慶応、完成度に磨き 高校野球神奈川大会第16日

 第98回全国高校野球選手権神奈川大会第16日は30日、横浜スタジアムで準決勝2試合を行い、慶応は桐蔭学園に10−5で快勝、横浜は桐光学園を8−4で下した。慶応は8年ぶり、横浜は2年連続の決勝進出。

 慶応は2−2の三回に正木智也(2年)のソロ本塁打で勝ち越すと、四回には矢澤慶大(2年)の2点適時二塁打で突き放した。

 横浜は二回に福永奨(2年)のソロ本塁打で追い付くと、三回に2点を奪って勝ち越し、六回には村田雄大(3年)の2点本塁打も飛び出して圧倒した。横浜はこの試合で2本塁打を放って通算12本塁打とし、大会通算チーム最多本塁打記録を更新した。
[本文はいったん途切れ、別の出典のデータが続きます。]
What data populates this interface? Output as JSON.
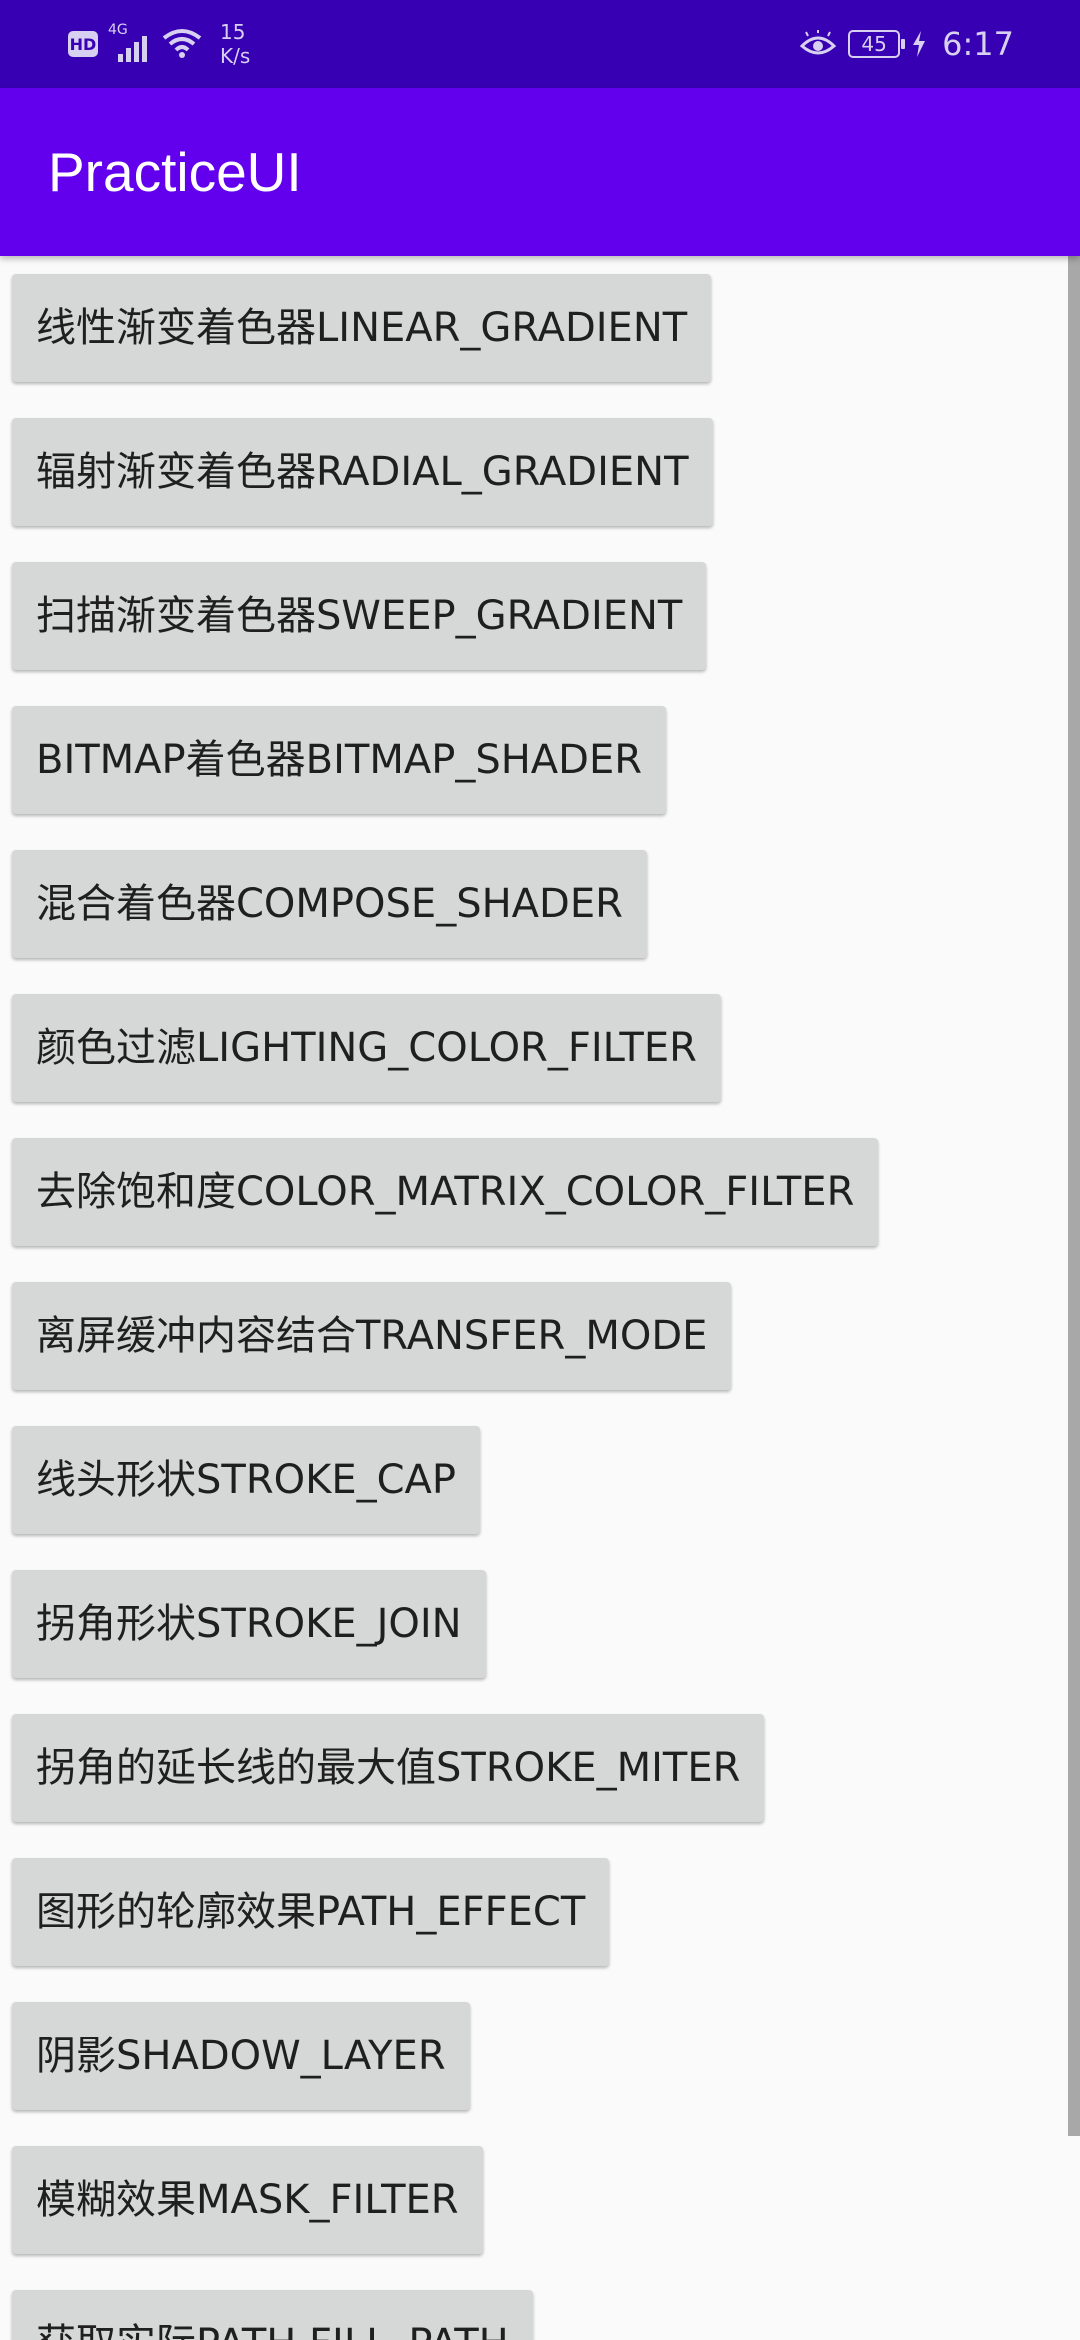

 決勝は31日午後1時、同スタジアムで行われる。慶応は8年ぶり5度目、東京代表時代を含めると18度目、横浜は3年ぶり16度目の選手権大会出場を目指す。◆矢澤、多才さ発揮 3−2の四回2死一、三塁。「同じ球がまた来る」。慶応の矢澤は前の打席で力ない二直に仕留められた内角の直球が残像として残っていた。

 初球。読み通りのボールにバットは迷いなく出た。左翼フェンス直撃の走者一掃の二塁打。1点を返された直後の六回にも、外角低めの直球を豪快に引っ張る二塁打で2点をたたき出した。一回には犠打を決めて先制点をお膳立て。つなぎ役、得点源と2番打者は一人で何役もこなした。

 169センチ、63キロの小柄な2年生は、夏の日差しに大きく映えている。

 準々決勝の東海大相模戦は右のエース北村から3ラン。堅実な守備を買われてレギュラー入りした背番号4は「あれで感覚をつかめた」と自信を深め、「正木に比べたらレベルが違います」という11打点の主砲に次ぐ10打点を稼いでいる。

 兄2人は地元愛知の強豪校に進学。長兄は甲子園にも出場したが、文武両道と自立のために慶応への道を進んできたという。名は慶大(よしひろ)。慶大時代の巨人・高橋由伸監督のファンという父親に名付けられ、その出身校の桐蔭学園に立ちはだかるのも何かの縁か。

 「次も目の前の一戦、一打席に集中する」。激戦区の神奈川にあえて身を投じ、乗りに乗っている2年生が目標へあと一つに迫った。